Analysis of Risk Factors for Ganciclovir-Induced Thrombocytopenia and Construction of Risk-Prediction Models Using a Decision Tree Analysis
- VernacularTitle:ガンシクロビル誘発性血小板減少症の要因分析とDecision tree 解析を用いたリスク推定モデルの構築
- Author:
Shungo IMAI
1
;
Takehiro YAMADA
1
;
Kumiko KASASHI
1
;
Masaki KOBAYASHI
1
;
Ken ISEKI
1
Author Information
- Keywords: ganciclovir; data mining; decision tree analysis; decision tree model; thrombocytopenia
- From:Japanese Journal of Drug Informatics 2019;21(1):9-19
- CountryJapan
- Language:Japanese
- Abstract: Objective: Hematological toxicity, including neutropenia and thrombocytopenia, is a typical side effect of ganciclovir (GCV). We previously developed a risk-prediction model for GCV-induced neutropenia using decision tree (DT) analysis. By employing the DT model, which is a flowchart-like framework, users can predict the combination of factors that may increase neutropenia risk. However, a risk-prediction model for thrombocytopenia has not been established. Here, we aimed to identify the risk factors associated with GCV-induced thrombocytopenia and construct risk-prediction models.Method: We retrospectively evaluated the medical records of 386 patients who received GCV between April 2008 and March 2018 at Hokkaido University Hospital. Thrombocytopenia is defined as a decrease in the platelet count (PLT) to <50,000 cells/mm3 and to a <75% decrease. Risk factors of thrombocytopenia were extracted from the medical records using a multiple logistic regression analysis. Moreover, we employed chi-squared automatic interaction detection (CHAID) and classification and regression tree (CRT) algorithms to develop the DT models. The accuracies of the established models were evaluated to assess their reliability.Results: Thrombocytopenia occurred in 47 (12.2%) patients.
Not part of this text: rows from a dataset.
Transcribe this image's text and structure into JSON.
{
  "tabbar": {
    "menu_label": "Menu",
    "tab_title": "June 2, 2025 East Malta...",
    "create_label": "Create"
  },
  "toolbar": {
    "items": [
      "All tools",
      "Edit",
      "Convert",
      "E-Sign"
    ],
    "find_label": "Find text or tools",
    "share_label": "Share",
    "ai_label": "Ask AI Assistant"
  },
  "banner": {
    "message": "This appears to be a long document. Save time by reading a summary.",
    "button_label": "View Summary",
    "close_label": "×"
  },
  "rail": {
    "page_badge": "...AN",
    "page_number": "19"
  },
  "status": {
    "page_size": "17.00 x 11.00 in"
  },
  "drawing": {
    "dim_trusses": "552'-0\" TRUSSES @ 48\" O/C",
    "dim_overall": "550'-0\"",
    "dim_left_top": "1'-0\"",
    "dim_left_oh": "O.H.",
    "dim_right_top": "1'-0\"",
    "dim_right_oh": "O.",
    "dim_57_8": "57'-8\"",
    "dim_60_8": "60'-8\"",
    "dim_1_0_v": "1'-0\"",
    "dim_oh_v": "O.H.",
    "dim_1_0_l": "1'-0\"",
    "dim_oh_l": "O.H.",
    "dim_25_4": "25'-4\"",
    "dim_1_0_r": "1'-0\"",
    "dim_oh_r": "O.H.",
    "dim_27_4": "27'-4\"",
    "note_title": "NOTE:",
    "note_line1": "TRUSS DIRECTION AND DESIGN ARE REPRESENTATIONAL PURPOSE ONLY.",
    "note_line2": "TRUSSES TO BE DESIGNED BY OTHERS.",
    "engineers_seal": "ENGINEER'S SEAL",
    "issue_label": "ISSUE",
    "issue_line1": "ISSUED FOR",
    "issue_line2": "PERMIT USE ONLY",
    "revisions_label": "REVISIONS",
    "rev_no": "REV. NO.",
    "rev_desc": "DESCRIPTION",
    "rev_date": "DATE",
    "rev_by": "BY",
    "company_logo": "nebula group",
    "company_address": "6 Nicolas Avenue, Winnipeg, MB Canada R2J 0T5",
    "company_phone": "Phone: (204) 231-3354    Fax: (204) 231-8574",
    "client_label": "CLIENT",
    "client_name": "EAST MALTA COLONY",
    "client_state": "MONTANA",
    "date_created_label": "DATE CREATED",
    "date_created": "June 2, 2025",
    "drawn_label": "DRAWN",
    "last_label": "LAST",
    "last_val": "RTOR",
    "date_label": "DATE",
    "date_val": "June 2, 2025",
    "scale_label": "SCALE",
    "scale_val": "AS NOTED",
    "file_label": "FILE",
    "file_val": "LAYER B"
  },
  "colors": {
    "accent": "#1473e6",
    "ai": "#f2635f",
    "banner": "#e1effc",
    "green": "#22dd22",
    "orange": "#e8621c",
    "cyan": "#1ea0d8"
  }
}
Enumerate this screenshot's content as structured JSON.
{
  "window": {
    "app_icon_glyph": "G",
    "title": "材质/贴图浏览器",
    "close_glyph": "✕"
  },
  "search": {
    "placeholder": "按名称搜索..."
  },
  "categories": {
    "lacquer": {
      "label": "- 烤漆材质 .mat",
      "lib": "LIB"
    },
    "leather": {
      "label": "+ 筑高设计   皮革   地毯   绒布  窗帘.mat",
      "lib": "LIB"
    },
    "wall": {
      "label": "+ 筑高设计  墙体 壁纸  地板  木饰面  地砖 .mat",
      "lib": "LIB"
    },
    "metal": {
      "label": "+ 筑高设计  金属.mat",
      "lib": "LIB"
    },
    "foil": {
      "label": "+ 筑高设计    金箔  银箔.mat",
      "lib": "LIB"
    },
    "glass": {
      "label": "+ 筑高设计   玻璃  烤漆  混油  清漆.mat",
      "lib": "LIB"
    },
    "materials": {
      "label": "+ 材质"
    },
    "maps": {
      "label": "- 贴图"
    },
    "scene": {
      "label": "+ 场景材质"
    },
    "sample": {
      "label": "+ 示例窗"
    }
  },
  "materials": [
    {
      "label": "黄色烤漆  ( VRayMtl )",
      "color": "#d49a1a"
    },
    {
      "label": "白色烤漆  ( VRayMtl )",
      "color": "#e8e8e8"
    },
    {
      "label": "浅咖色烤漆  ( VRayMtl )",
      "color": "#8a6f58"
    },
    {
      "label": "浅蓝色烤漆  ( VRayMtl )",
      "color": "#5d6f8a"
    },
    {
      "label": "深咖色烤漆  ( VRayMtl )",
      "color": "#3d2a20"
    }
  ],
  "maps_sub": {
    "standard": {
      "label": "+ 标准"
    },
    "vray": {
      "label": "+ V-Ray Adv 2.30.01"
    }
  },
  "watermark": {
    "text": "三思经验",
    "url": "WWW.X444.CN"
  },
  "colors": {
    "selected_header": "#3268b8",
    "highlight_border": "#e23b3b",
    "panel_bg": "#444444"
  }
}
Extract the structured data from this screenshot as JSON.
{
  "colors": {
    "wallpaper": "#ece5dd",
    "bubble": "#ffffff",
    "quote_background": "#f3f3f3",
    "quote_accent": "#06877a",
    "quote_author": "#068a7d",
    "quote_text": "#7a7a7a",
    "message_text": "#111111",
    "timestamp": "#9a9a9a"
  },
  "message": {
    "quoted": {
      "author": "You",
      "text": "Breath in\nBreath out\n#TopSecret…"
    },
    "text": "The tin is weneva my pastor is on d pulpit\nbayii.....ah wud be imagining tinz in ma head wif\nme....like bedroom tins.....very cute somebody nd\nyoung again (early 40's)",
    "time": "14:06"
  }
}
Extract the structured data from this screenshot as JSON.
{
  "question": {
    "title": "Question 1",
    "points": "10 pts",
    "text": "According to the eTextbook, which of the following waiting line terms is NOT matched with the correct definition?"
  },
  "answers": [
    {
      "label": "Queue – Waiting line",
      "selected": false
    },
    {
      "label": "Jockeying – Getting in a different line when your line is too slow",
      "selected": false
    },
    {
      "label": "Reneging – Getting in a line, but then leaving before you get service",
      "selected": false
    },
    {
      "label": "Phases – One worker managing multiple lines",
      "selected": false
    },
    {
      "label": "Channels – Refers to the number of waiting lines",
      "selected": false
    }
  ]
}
In the multiple logistic regression analysis, data of patients with white blood cells <7,000 cells/mm3,PLT<101,000 cells/mm3 and total bilirubin ≥ 0.8 mg/dL were extracted. Two risk-prediction models were constructed, and patients were divided into six and seven subgroups. In both algorithms, data on hematopoietic stem cell transplantations, PLT <101,000 cells/mm3, serum albumin < 2.8 g/dL, total bilirubin ≥ 0.8 mg/dL, and residence in intensive care unit were extracted. The predictive accuracy of both the CHAID algorithm and the logistic regression models was 87.8% and that of the CRT algorithm was 88.3%, indicating they were reliable.Conclusion: We successfully identified the factors associated with GCV-induced thrombocytopenia and constructed useful flowchartlike risk-prediction models.